Он задумчиво слушал ее, очевидно, сочувствуя ее горю. А потом сказал ей:
– Да, вот когда мама умерла, я, знаете, сам чуть с ума не сошел. Она для меня всем была. Но... знаете, что спасло меня от полного отчаяния?
– Что?
– Больные мои. Некогда было о себе думать... надо было лечить, ездить. Как раз в то лето холера была; так, знаете, до того доходило, что по три ночи подряд ложиться не приходилось. А как потом доберешься до постели, так мертвым сном заснешь. И вошел в колею.
– Да, у меня не было дела, – промолвила она.
– Не было, зато теперь есть – девочку-то ведь вы же не бросите? – И он пытливо взглянул ей в глаза.
Она помолчала и потом медленно и твердо сказала:
– Не брошу.
Она чувствовала действительно, что бросить Литу ей уже будет невозможно.
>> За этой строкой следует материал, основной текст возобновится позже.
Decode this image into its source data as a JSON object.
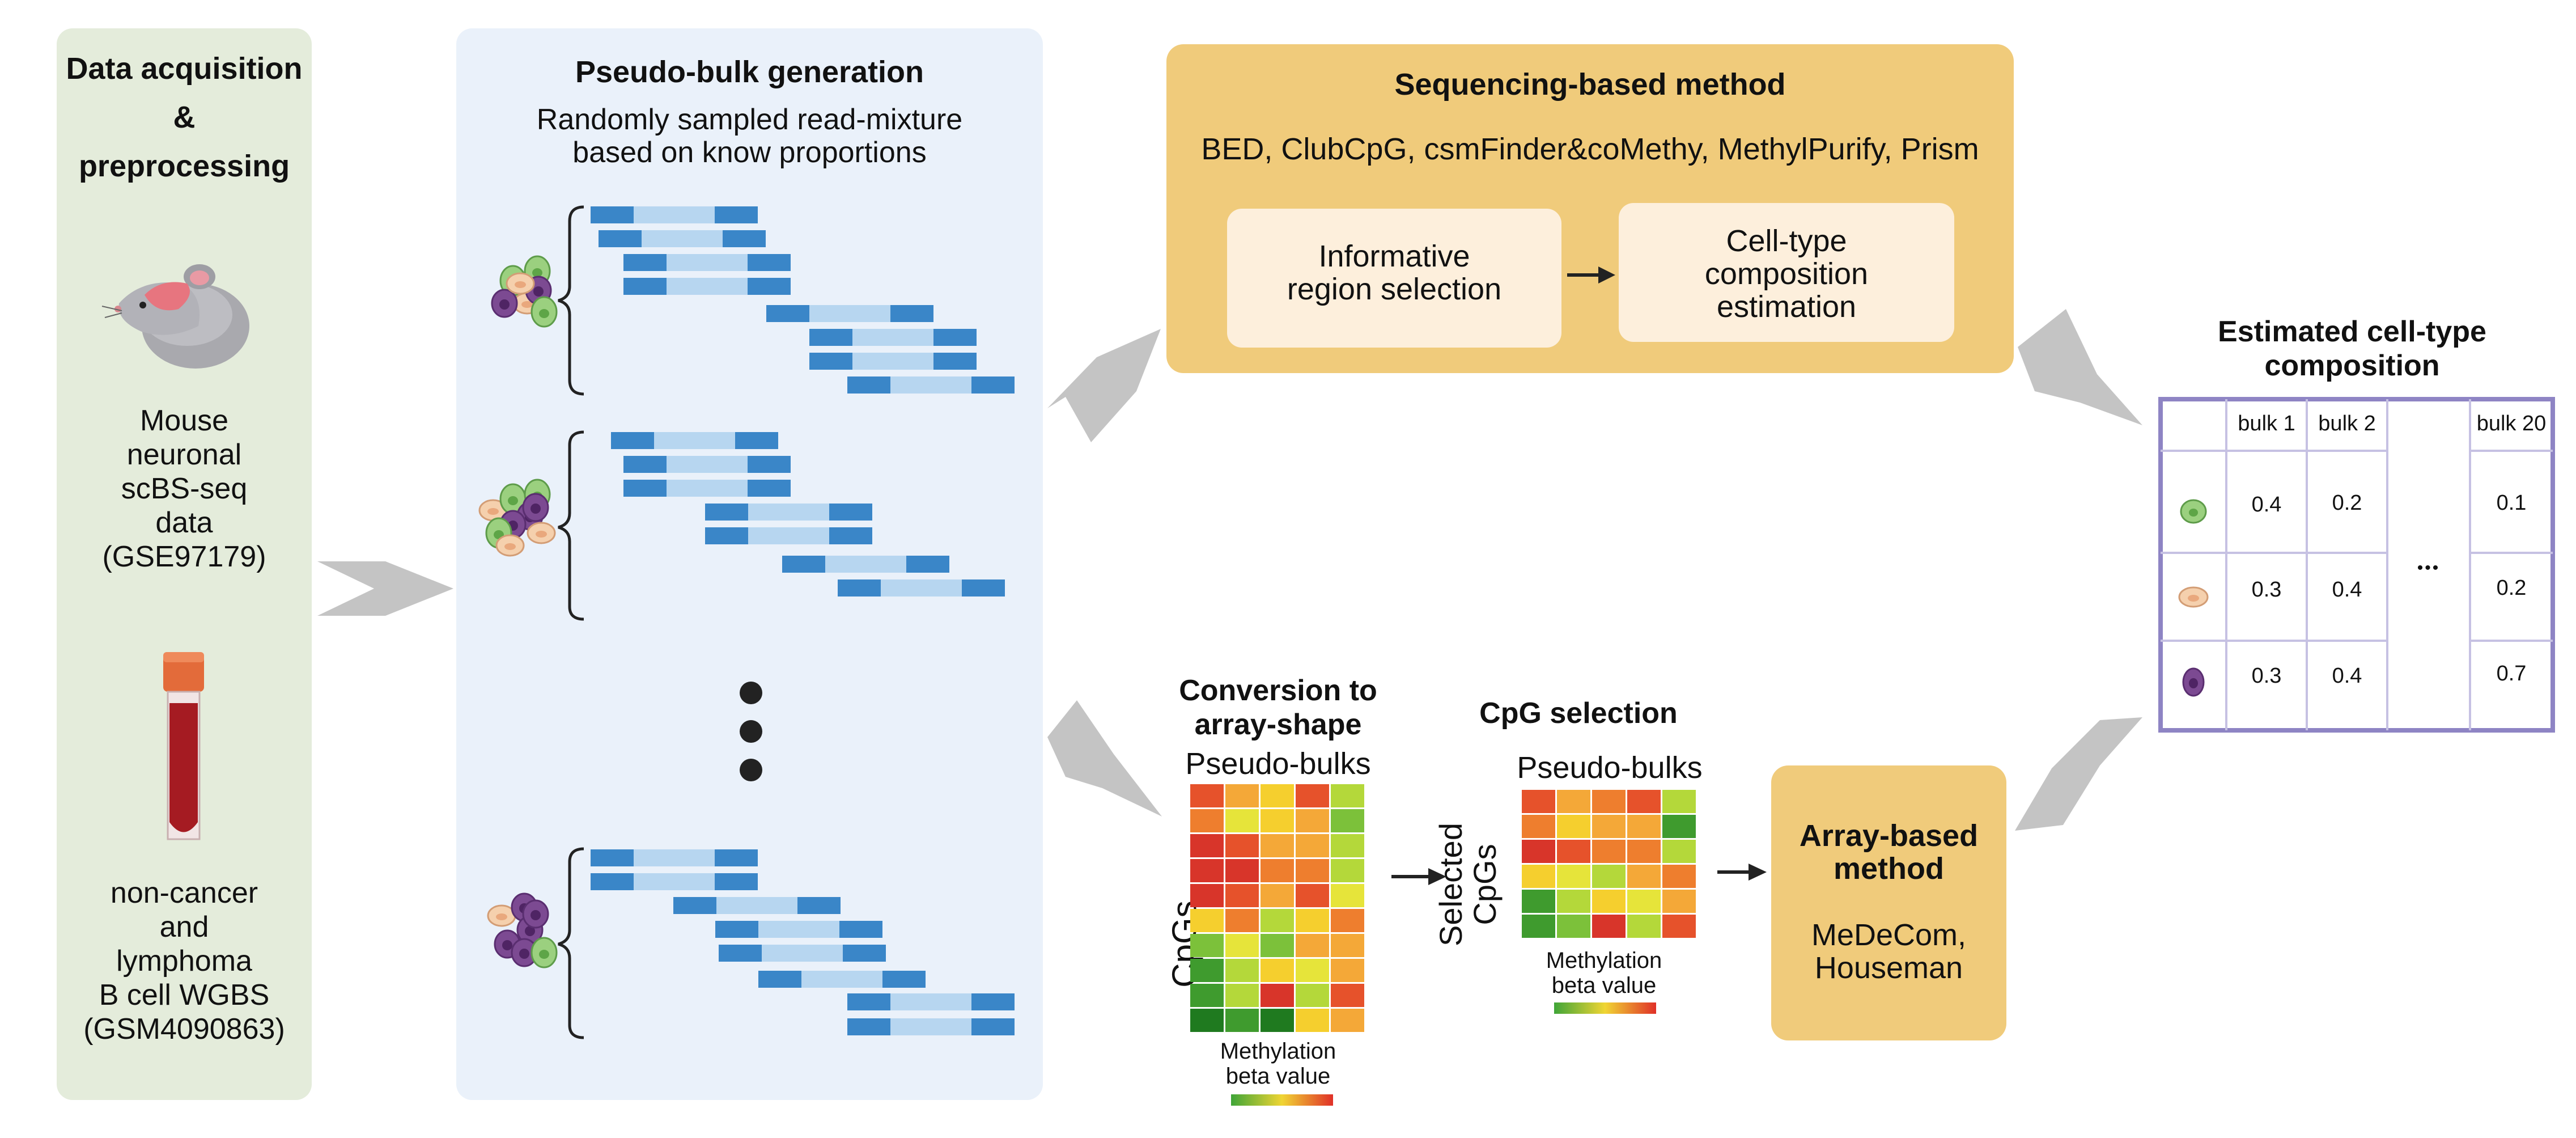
{
  "acquisition": {
    "title_line1": "Data acquisition",
    "title_line2": "&",
    "title_line3": "preprocessing",
    "mouse_lines": [
      "Mouse",
      "neuronal",
      "scBS-seq",
      "data",
      "(GSE97179)"
    ],
    "human_lines": [
      "non-cancer",
      "and",
      "lymphoma",
      "B cell WGBS",
      "(GSM4090863)"
    ]
  },
  "pseudo_bulk": {
    "title": "Pseudo-bulk generation",
    "subtitle_line1": "Randomly sampled read-mixture",
    "subtitle_line2": "based on know proportions"
  },
  "sequencing": {
    "title": "Sequencing-based method",
    "methods": "BED, ClubCpG, csmFinder&coMethy, MethylPurify, Prism",
    "step1_line1": "Informative",
    "step1_line2": "region selection",
    "step2_line1": "Cell-type",
    "step2_line2": "composition",
    "step2_line3": "estimation"
  },
  "conversion": {
    "title_line1": "Conversion to",
    "title_line2": "array-shape",
    "heatmap_top_label": "Pseudo-bulks",
    "heatmap_side_label": "CpGs",
    "legend_line1": "Methylation",
    "legend_line2": "beta value"
  },
  "cpg_selection": {
    "title": "CpG selection",
    "heatmap_top_label": "Pseudo-bulks",
    "side_label_line1": "Selected",
    "side_label_line2": "CpGs",
    "legend_line1": "Methylation",
    "legend_line2": "beta value"
  },
  "array_method": {
    "title_line1": "Array-based",
    "title_line2": "method",
    "methods_line1": "MeDeCom,",
    "methods_line2": "Houseman"
  },
  "result": {
    "title_line1": "Estimated cell-type",
    "title_line2": "composition",
    "columns": [
      "bulk 1",
      "bulk 2",
      "bulk 20"
    ],
    "ellipsis": "•••",
    "rows": [
      {
        "cell": "green-cell-icon",
        "values": [
          "0.4",
          "0.2",
          "0.1"
        ]
      },
      {
        "cell": "peach-cell-icon",
        "values": [
          "0.3",
          "0.4",
          "0.2"
        ]
      },
      {
        "cell": "purple-cell-icon",
        "values": [
          "0.3",
          "0.4",
          "0.7"
        ]
      }
    ]
  },
  "colors": {
    "acquisition_bg": "#e4ecdb",
    "pseudo_bg": "#eaf1fa",
    "method_bg": "#f0cb7b",
    "step_bg": "#fdefdc",
    "read_dark": "#3a86c8",
    "read_light": "#b7d6f0",
    "table_border": "#8e84c4",
    "arrow_gray": "#c4c4c4"
  }
}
Выздоравливающая девочка прямо молилась на нее: вся потребность ласки и любви, бывшие в ней под гнетом, теперь проснулась, и она перенесла их на тетю Евлалию.
И Евлалия непроизвольно поддалась прелести этой робкой и горячей привязанности.
Так отрадно ей было видеть, как при ее появлении исхудавшее личико девочки все освещалось счастливой улыбкой, как тянулись к ней слабые руки и тихий голосок шептал:
– Я уж по тебе соскучилась, тетя Евлалия.
Теперь целые дни проводили они вместе: Лита в большом кресле, обложенная книжками и картинками, которые прислал ей доктор, и Евлалия рядом с ней. Читая девочке вслух и рассказывая всевозможные вещи, она сама точно возродилась. И комнаты казались совсем другими. Солнце заливало их, занавески были подняты, на столе стояли цветы, в открытые окна доносились чириканье птиц, свистки пароходов, звон посуды, смех, говор – все звуки жизни.
Антипьевна с сиделкой распивали нескончаемые чаи с вареньицем и вели уютные разговоры. Старуха словно тоже вознаграждала себя за долгое затворничество и отводила душу с сиделкой.
Когда приходил доктор, то радовались все, и Лита кричала: "Доктор, доктор, что вы так долго?"
Евлалия уже не звала его доктором, а звала Сергеем Петровичем.
За эти полтора месяца ежедневных встреч они больше освоились друг с другом, чем могли бы за годы долгого знакомства.
Все яснее становилось Евлалии, что жизнь еще может быть хороша, вернуться в свое затворничество она бы уже не могла хотя бы ради девочки, доверчиво отдавшей ей свое бесприютное сердечко.